24 September 2007

Rural neglect a tacit strategy by Liberals says Williams

Remember April 2006 and the big Hebron fiasco?

Danny Williams told local CBC news that "St. John's could take the hit" resulting from Hebron's failure since his focus was on rural Newfoundland.

Well, it's an election and that sentiment is no longer the view of the first townie to hold the Premier's chair in the better part of a century.

Apparently St. John's has been neglected, not by the Tories, mind you but by the evil Liberals.

And the venue for this little revelation? A speech in rural Newfoundland where the Premier decided also that rural Newfoundland has not been neglected by him.

Nope. It was the Liberals who neglected rural Newfoundland to drive people out.

There is obviously no limit to what a politician will say to grab a few votes.

Well, at least one politician.

As you ponder that little piece of reality, take a look at this post on outmigration from a time when local politicians didn't want to talk about it.

Since outmigration has mushroomed again under Danny Williams, would that be part of a tacit strategy as well?


St. John's has been neglected, premier says
Terry Roberts
The Telegram (St. John's, NL)
September 24, 2007, p. A7

St. Anthony - Growth in the province's economy may be most noticeable in the capital city region, but Premier Danny Williams acknowledges St. John's has been "neglected" during his government's first four years in office.

Ironically, Williams made the admission during a campaign stop in rural Newfoundland Friday night, where cabinet minister Trevor Taylor is seeking re-election in the district of The Straits-White Bay North.

"St. John's will need work," Williams said before a crowd of some 150 people at a rally in St. Anthony.

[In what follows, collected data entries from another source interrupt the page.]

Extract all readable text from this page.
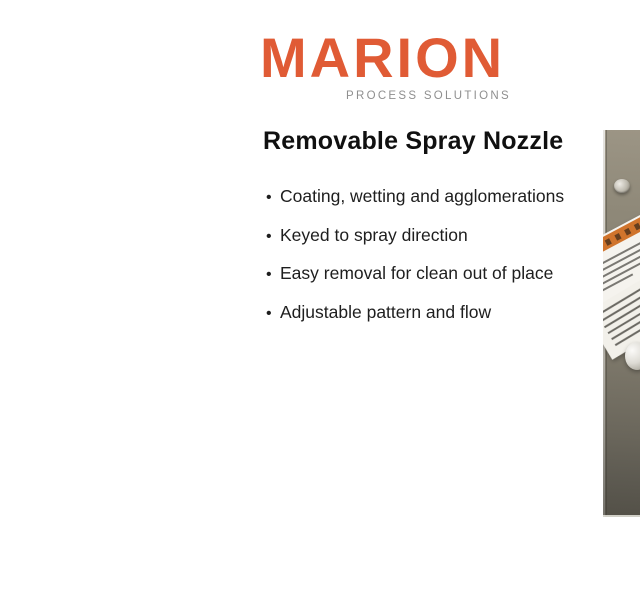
MARION
PROCESS SOLUTIONS
Removable Spray Nozzle
• Coating, wetting and agglomerations
• Keyed to spray direction
• Easy removal for clean out of place
• Adjustable pattern and flow
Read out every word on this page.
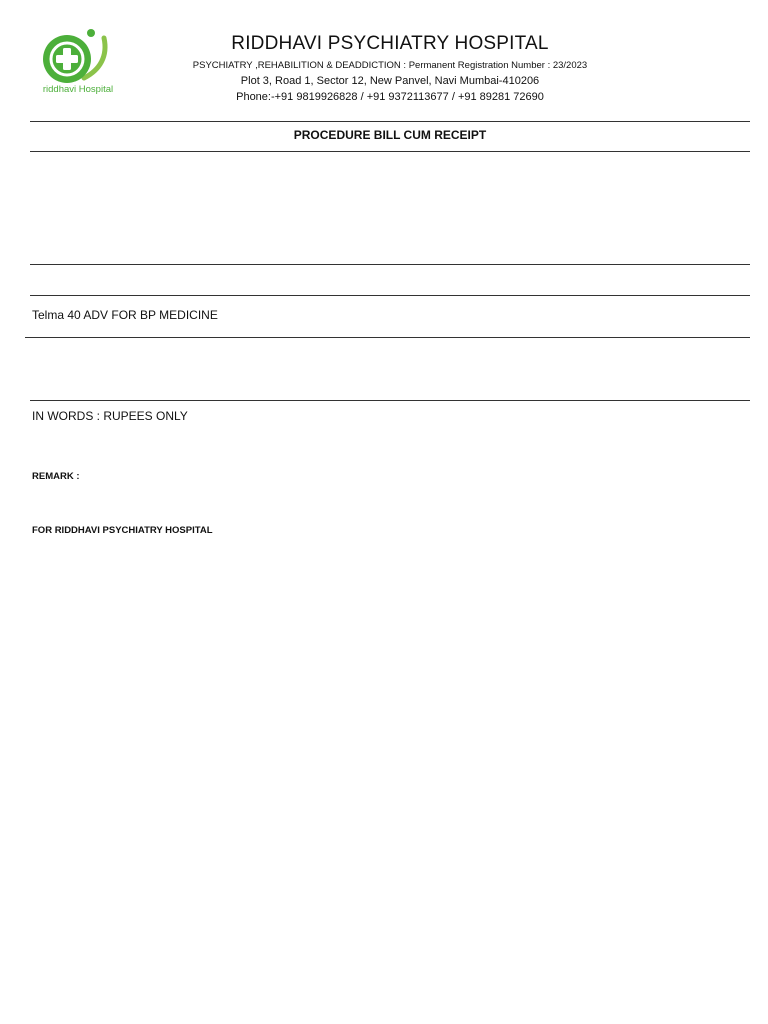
riddhavi Hospital
RIDDHAVI PSYCHIATRY HOSPITAL
PSYCHIATRY ,REHABILITION & DEADDICTION : Permanent Registration Number : 23/2023
Plot 3, Road 1, Sector 12, New Panvel, Navi Mumbai-410206
Phone:-+91 9819926828 / +91 9372113677 / +91 89281 72690
PROCEDURE BILL CUM RECEIPT
Telma 40 ADV FOR BP MEDICINE
IN WORDS : RUPEES ONLY
REMARK :
FOR RIDDHAVI PSYCHIATRY HOSPITAL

The provincial government will invest about $440 million in infrastructure this year. It's part of a $2-billion infrastructure commitment.

But only a fraction of this year's budget will be spent in the St. John's metropolitan region.

It's part of a strategy by the Progressive Conservatives to modernize roads, education, health and telecommunications in rural areas in order to stimulate economic development.

Williams also complained Friday in St. Anthony that significant spending was needed because of many years of Liberal neglect.

During the 1990s, many Liberal heavyweights - Paul Dicks, Chuck Furey, Chris Decker and Brian Tobin - represented districts on the west coast and Northern Peninsula, yet the region was ignored, Williams said.

He believes allowing the infrastructure to crumble was part of a tacit strategy by the Liberals to make life more difficult for residents "so there is no reason to live there."

While the bulk of future investments will continue to be made in rural areas, Williams said St. John's will begin to see a large piece of the pie.

"There's going to come a point in time where we need to do some things within the city as well," he said.

Williams said there's a need to expand the Health Sciences Centre. He also committed to increased investments in long-term care facilities and schools in St. John's.

Williams' comments come at a time when the Liberals continue to rail against the Tories over what they claim is an abandonment of rural Newfoundland.

Williams said that's not true.

He said areas such as Clarenville, Bay Roberts and Deer Lake are beginning to boom. The Coast of Bays region, which has fallen on hard times in recent years, is also seeing growth in aquaculture.

"There's a misperception out there that things aren't good in rural Newfoundland and Labrador, when nothing is further from the truth. And in fact the irony is that there's still things that need to be done in St. John's," he said.